By Kai Küstner, ARD capital studio

Basically, there are two debates that run in parallel when evaluating anti-crown measures. Both have to do with control and its loss: Has the pandemic incapacitated our parliaments? The only debate revolves around this specific question. The other debate is: Is the Chancellor in danger of losing control in the fight against Corona?

Angela Merkel, for example, failed to meet with the country’s leaders five days ago in an attempt to enforce a stricter anti-epidemic line. Brandenburg SPD Prime Minister Dietmar Woidke also expressed dissatisfaction afterwards: “I would have liked to take stricter measures. The signal that came from the meeting is a signal of disagreement. I think it is very problematic.”

The most difficult phase of the pandemic in Germany is facing, Woidke said in a joint statement. Morning magazine ARD and ZDF.

“Our kitchen burned in the spring”

Epidemiologists like Dirk Brockmann of the Robert Koch Institute confirm this: “I always compare it to a fire. Our kitchen burned in the spring. We went fast and extinguished ourselves. In the summer there was a fire without a flame. And now we have the situation that the first flames return and spread “.

But how exactly the extinguishing process should go and what bodies of water you need to contain the fire again is now a matter of controversy. One should “not over-dramatize,” FDP leader Christian Lindner said in Berlin report.

Pass doesn’t work

Because Merkel could not impose herself on the heads of country, the chancellor was forced to address the population directly: “I ask you to refrain from any travel that is not really necessary,” was her appeal. It is clear that Merkel cannot govern in the way she would like in light of the pandemic.

At the same time, however, more and more politicians are complaining that basically only one of the three powers of the state has been controlling destiny with the help of ordinances for months: the executive. That means: federal and state governments, beyond parliaments.

The opposition demands more voice

According to the historian of the Free University of Berlin, Paul Nolte, a “dictatorship of the Crown” had not been established and there was no plan. “But it is a creeping poison: the policy of regulation from above, the Prime Minister’s rounds rather than the decisions of parliaments and the debates that take place there. We have to get back to that more forcefully,” Nolte warned. WDR.
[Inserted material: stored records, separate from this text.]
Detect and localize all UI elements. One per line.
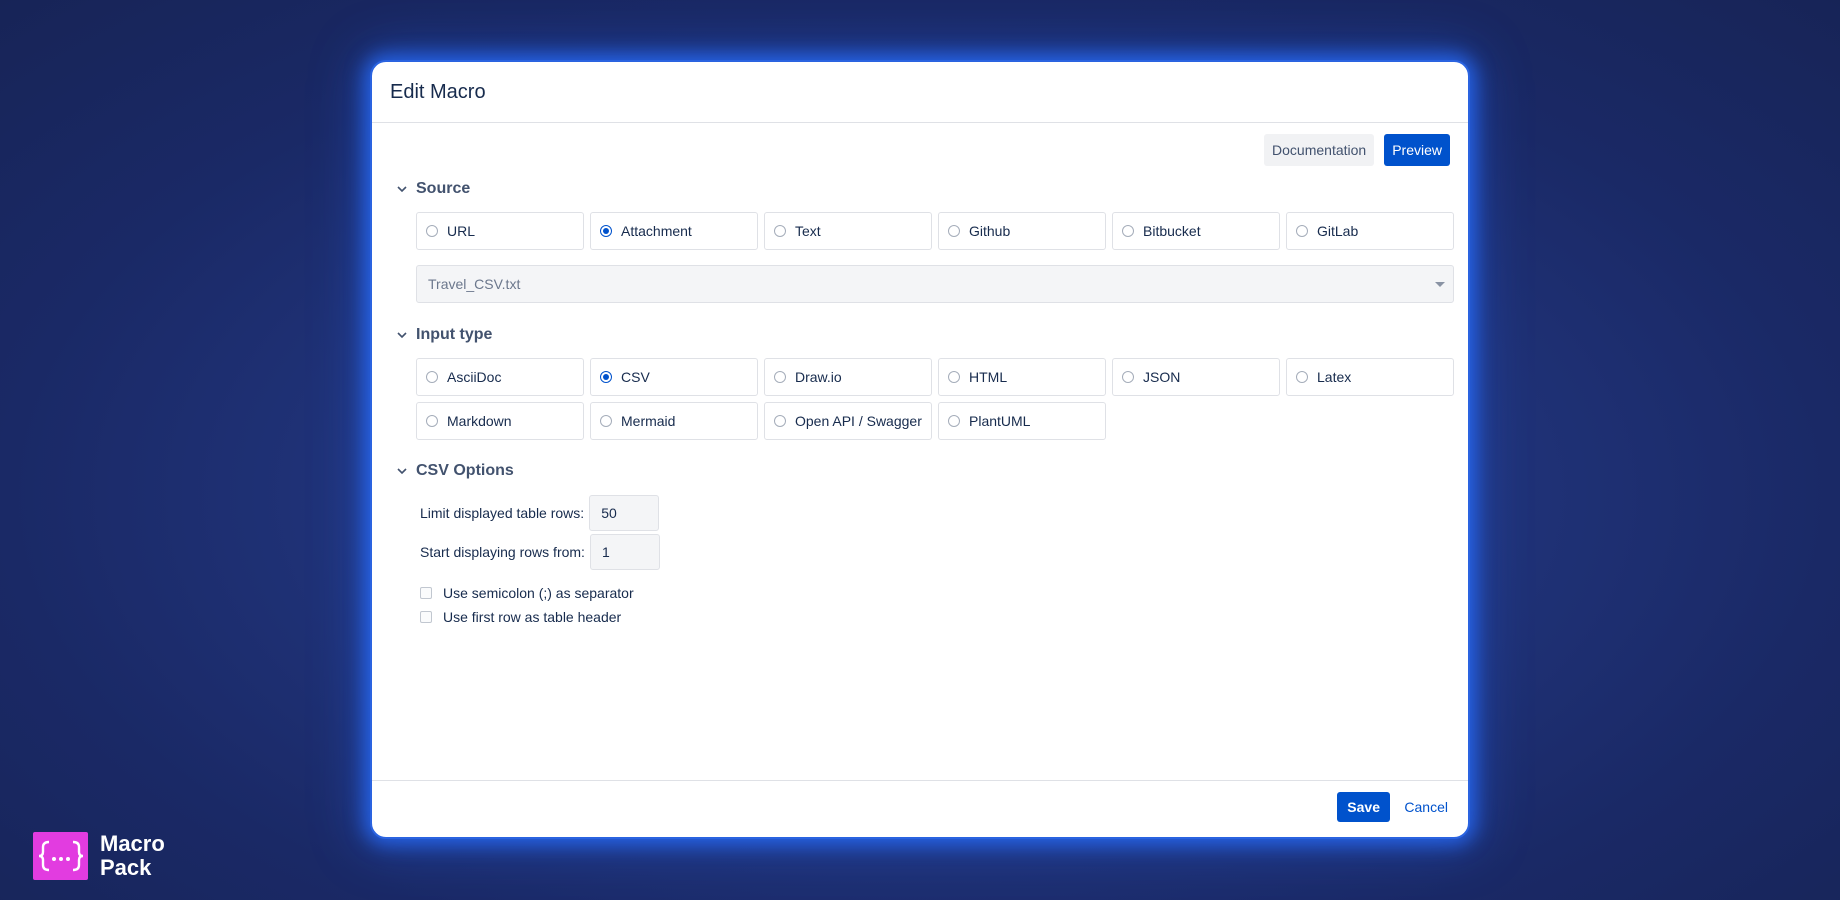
radio-selected-icon <box>600 225 612 237</box>
input-option-latex[interactable]: Latex <box>1286 358 1454 396</box>
option-label: Github <box>969 223 1011 239</box>
csv-options-section-toggle[interactable]: CSV Options <box>396 462 514 480</box>
macro-pack-logo <box>33 832 88 880</box>
semicolon-separator-option[interactable]: Use semicolon (;) as separator <box>420 585 634 601</box>
braces-icon <box>38 840 83 872</box>
option-label: URL <box>447 223 476 239</box>
start-rows-field: Start displaying rows from: 1 <box>420 534 660 570</box>
radio-icon <box>600 415 612 427</box>
cancel-button[interactable]: Cancel <box>1404 792 1448 822</box>
input-option-html[interactable]: HTML <box>938 358 1106 396</box>
chevron-down-icon <box>397 186 407 193</box>
option-label: HTML <box>969 369 1008 385</box>
dialog-footer: Save Cancel <box>372 780 1468 837</box>
option-label: CSV <box>621 369 650 385</box>
brand-line-1: Macro <box>100 831 165 856</box>
option-label: Latex <box>1317 369 1352 385</box>
caret-down-icon <box>1435 282 1445 287</box>
dialog-toolbar: Documentation Preview <box>1264 134 1450 166</box>
radio-icon <box>426 225 438 237</box>
source-option-gitlab[interactable]: GitLab <box>1286 212 1454 250</box>
start-rows-label: Start displaying rows from: <box>420 544 585 560</box>
attachment-select-value: Travel_CSV.txt <box>428 276 521 292</box>
radio-icon <box>948 371 960 383</box>
radio-icon <box>948 415 960 427</box>
limit-rows-input[interactable]: 50 <box>589 495 660 531</box>
source-option-bitbucket[interactable]: Bitbucket <box>1112 212 1280 250</box>
option-label: Mermaid <box>621 413 676 429</box>
radio-icon <box>426 371 438 383</box>
input-option-markdown[interactable]: Markdown <box>416 402 584 440</box>
input-option-asciidoc[interactable]: AsciiDoc <box>416 358 584 396</box>
radio-icon <box>1296 225 1308 237</box>
radio-icon <box>774 415 786 427</box>
brand-line-2: Pack <box>100 855 152 880</box>
radio-selected-icon <box>600 371 612 383</box>
input-option-openapi[interactable]: Open API / Swagger <box>764 402 932 440</box>
first-row-header-label: Use first row as table header <box>443 609 622 625</box>
dialog-title: Edit Macro <box>390 80 486 103</box>
option-label: Bitbucket <box>1143 223 1201 239</box>
start-rows-input[interactable]: 1 <box>589 534 660 570</box>
radio-icon <box>1296 371 1308 383</box>
dialog-header: Edit Macro <box>372 62 1468 123</box>
input-option-csv[interactable]: CSV <box>590 358 758 396</box>
csv-options-heading: CSV Options <box>416 462 514 479</box>
radio-icon <box>426 415 438 427</box>
source-option-text[interactable]: Text <box>764 212 932 250</box>
option-label: AsciiDoc <box>447 369 502 385</box>
first-row-header-checkbox[interactable] <box>420 611 432 623</box>
input-type-section-toggle[interactable]: Input type <box>396 326 492 344</box>
semicolon-separator-label: Use semicolon (;) as separator <box>443 585 634 601</box>
option-label: Attachment <box>621 223 692 239</box>
save-button[interactable]: Save <box>1337 792 1390 822</box>
option-label: Open API / Swagger <box>795 413 922 429</box>
input-option-plantuml[interactable]: PlantUML <box>938 402 1106 440</box>
radio-icon <box>1122 225 1134 237</box>
input-option-mermaid[interactable]: Mermaid <box>590 402 758 440</box>
brand-name: Macro Pack <box>100 832 165 880</box>
source-option-attachment[interactable]: Attachment <box>590 212 758 250</box>
chevron-down-icon <box>397 468 407 475</box>
option-label: Markdown <box>447 413 512 429</box>
input-option-drawio[interactable]: Draw.io <box>764 358 932 396</box>
macro-pack-brand: Macro Pack <box>33 832 165 880</box>
input-type-options: AsciiDoc CSV Draw.io HTML JSON Latex Mar… <box>416 358 1454 440</box>
radio-icon <box>774 225 786 237</box>
option-label: Text <box>795 223 821 239</box>
source-heading: Source <box>416 180 471 197</box>
option-label: GitLab <box>1317 223 1359 239</box>
radio-icon <box>1122 371 1134 383</box>
edit-macro-dialog: Edit Macro Documentation Preview Source … <box>370 60 1470 839</box>
input-type-heading: Input type <box>416 326 493 343</box>
chevron-down-icon <box>397 332 407 339</box>
semicolon-separator-checkbox[interactable] <box>420 587 432 599</box>
radio-icon <box>774 371 786 383</box>
source-options: URL Attachment Text Github Bitbucket Git… <box>416 212 1454 250</box>
preview-button[interactable]: Preview <box>1384 134 1450 166</box>
attachment-select[interactable]: Travel_CSV.txt <box>416 265 1454 303</box>
source-section-toggle[interactable]: Source <box>396 180 470 198</box>
documentation-button[interactable]: Documentation <box>1264 134 1375 166</box>
radio-icon <box>948 225 960 237</box>
source-option-github[interactable]: Github <box>938 212 1106 250</box>
source-option-url[interactable]: URL <box>416 212 584 250</box>
input-option-json[interactable]: JSON <box>1112 358 1280 396</box>
option-label: Draw.io <box>795 369 842 385</box>
limit-rows-field: Limit displayed table rows: 50 <box>420 495 660 531</box>
limit-rows-label: Limit displayed table rows: <box>420 505 585 521</box>
option-label: JSON <box>1143 369 1181 385</box>
first-row-header-option[interactable]: Use first row as table header <box>420 609 621 625</box>
option-label: PlantUML <box>969 413 1031 429</box>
The Greens, the FDP, the Left Party – all are calling out loud for important bills to be presented to parliaments. Even if you sometimes need more time.

“Democracy saves undesirable developments”
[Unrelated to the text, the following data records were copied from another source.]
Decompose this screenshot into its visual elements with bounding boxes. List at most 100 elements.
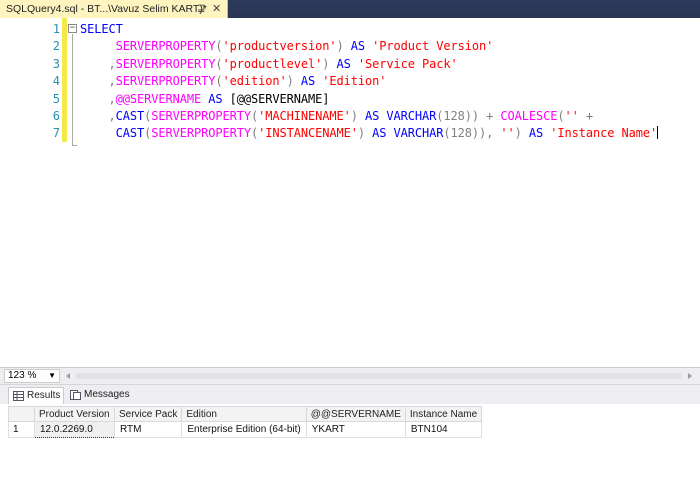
table-cell[interactable]: RTM xyxy=(113,421,183,438)
code-token: , xyxy=(108,56,116,71)
scroll-right-icon xyxy=(688,373,692,379)
document-tab-title: SQLQuery4.sql - BT...\Vavuz Selim KART)* xyxy=(6,3,207,15)
close-icon[interactable]: ✕ xyxy=(212,0,221,18)
code-line[interactable]: SERVERPROPERTY('productversion') AS 'Pro… xyxy=(80,39,494,54)
tab-results-label: Results xyxy=(27,390,61,401)
code-line[interactable]: SELECT xyxy=(80,22,123,36)
table-cell[interactable]: 12.0.2269.0 xyxy=(34,421,115,438)
code-token: '' xyxy=(564,109,579,123)
code-line[interactable]: CAST(SERVERPROPERTY('INSTANCENAME') AS V… xyxy=(80,126,659,141)
code-token: VARCHAR xyxy=(386,109,437,123)
column-header[interactable]: Product Version xyxy=(34,406,115,422)
code-token: SERVERPROPERTY xyxy=(115,74,216,89)
line-number: 6 xyxy=(52,109,60,123)
code-token: @@SERVERNAME xyxy=(115,91,202,106)
scroll-left-icon xyxy=(66,373,70,379)
results-tab-bar: Results Messages xyxy=(0,384,700,405)
code-token: 'edition' xyxy=(222,74,287,89)
code-token: AS xyxy=(521,126,551,141)
line-number: 7 xyxy=(52,126,60,141)
horizontal-scrollbar[interactable] xyxy=(64,372,694,380)
code-token: ) xyxy=(357,126,365,141)
code-token: AS xyxy=(201,91,230,106)
table-cell[interactable]: YKART xyxy=(305,421,406,438)
chevron-down-icon: ▼ xyxy=(48,371,56,380)
text-caret xyxy=(657,126,659,140)
table-cell[interactable]: Enterprise Edition (64-bit) xyxy=(181,421,307,438)
change-indicator-bar xyxy=(62,18,67,142)
code-token: , xyxy=(108,74,116,89)
code-token: VARCHAR xyxy=(393,126,444,141)
grid-icon xyxy=(13,391,24,401)
code-line[interactable]: ,CAST(SERVERPROPERTY('MACHINENAME') AS V… xyxy=(80,109,594,123)
code-token: ( xyxy=(215,39,223,54)
code-token: SELECT xyxy=(80,22,123,36)
collapse-icon[interactable]: − xyxy=(68,24,77,33)
code-token: SERVERPROPERTY xyxy=(151,109,251,123)
code-token: SERVERPROPERTY xyxy=(115,56,216,71)
line-number: 5 xyxy=(52,91,60,106)
code-token: 'MACHINENAME' xyxy=(258,109,351,123)
zoom-value: 123 % xyxy=(8,370,37,381)
table-row[interactable]: 1 12.0.2269.0 RTM Enterprise Edition (64-bi… xyxy=(8,421,483,438)
code-token: 'Edition' xyxy=(322,74,387,89)
code-token: (128)), xyxy=(443,126,494,141)
code-token: ( xyxy=(557,109,565,123)
code-token: ) xyxy=(286,74,294,89)
code-token: ) xyxy=(336,39,344,54)
code-token: AS xyxy=(329,56,358,71)
pin-icon[interactable]: ⊒ xyxy=(197,0,205,18)
fold-guide xyxy=(72,34,73,146)
tab-results[interactable]: Results xyxy=(8,387,64,405)
code-token: SERVERPROPERTY xyxy=(115,39,216,54)
line-number: 2 xyxy=(52,39,60,54)
code-token: 'productlevel' xyxy=(222,56,323,71)
column-header[interactable]: Instance Name xyxy=(404,406,483,422)
document-tab-bar: SQLQuery4.sql - BT...\Vavuz Selim KART)*… xyxy=(0,0,700,18)
table-cell[interactable]: BTN104 xyxy=(404,421,483,438)
code-token: AS xyxy=(293,74,323,89)
tab-messages[interactable]: Messages xyxy=(66,387,132,405)
code-line[interactable]: ,SERVERPROPERTY('edition') AS 'Edition' xyxy=(80,74,387,89)
code-token: 'Instance Name' xyxy=(550,126,658,141)
code-token: AS xyxy=(357,109,387,123)
code-token: ( xyxy=(215,56,223,71)
code-token: , xyxy=(108,109,116,123)
line-number: 4 xyxy=(52,74,60,89)
line-number: 1 xyxy=(52,22,60,36)
line-number-gutter: 1 2 3 4 5 6 7 xyxy=(0,18,62,367)
code-token: ) xyxy=(514,126,522,141)
code-line[interactable]: ,SERVERPROPERTY('productlevel') AS 'Serv… xyxy=(80,57,458,71)
code-token: 'INSTANCENAME' xyxy=(258,126,358,141)
code-token: + xyxy=(578,109,593,123)
row-number[interactable]: 1 xyxy=(8,421,35,438)
code-token: (128)) xyxy=(436,109,479,123)
results-table: Product Version Service Pack Edition @@SERV… xyxy=(8,406,483,438)
column-header[interactable]: Edition xyxy=(181,406,307,422)
code-token: COALESCE xyxy=(500,109,558,123)
column-header[interactable]: Service Pack xyxy=(113,406,183,422)
line-number: 3 xyxy=(52,56,60,71)
code-token: AS xyxy=(365,126,394,141)
fold-guide-end xyxy=(72,145,77,146)
query-editor[interactable]: 1234567 − SELECT SERVERPROPERTY('product… xyxy=(0,18,700,367)
messages-icon xyxy=(70,390,81,400)
code-token: CAST xyxy=(115,109,145,123)
document-tab[interactable]: SQLQuery4.sql - BT...\Vavuz Selim KART)*… xyxy=(0,0,228,18)
code-token: ( xyxy=(215,74,223,89)
tab-messages-label: Messages xyxy=(84,389,130,400)
results-grid[interactable]: Product Version Service Pack Edition @@SERV… xyxy=(0,404,700,477)
code-token: 'Service Pack' xyxy=(357,56,458,71)
code-token: , xyxy=(108,91,116,106)
code-token: SERVERPROPERTY xyxy=(151,126,251,141)
code-line[interactable]: ,@@SERVERNAME AS [@@SERVERNAME] xyxy=(80,91,330,106)
code-token: 'Product Version' xyxy=(372,39,494,54)
column-header[interactable]: @@SERVERNAME xyxy=(305,406,406,422)
zoom-dropdown[interactable]: 123 % ▼ xyxy=(4,369,60,383)
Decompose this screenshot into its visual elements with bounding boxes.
“Democracy costs a lot of time, but it also saves undesirable developments,” said left-wing party leader Katja Kipping in WDR. Many decisions are now the responsibility of the federal states. But even there it must be discussed to what extent parliaments would be more involved. Kipping said it wouldn’t save a lot of money to impose housing bans that would later be reimbursed by the courts.

Who should be in control of containing this pandemic and by what means? This debate has just begun.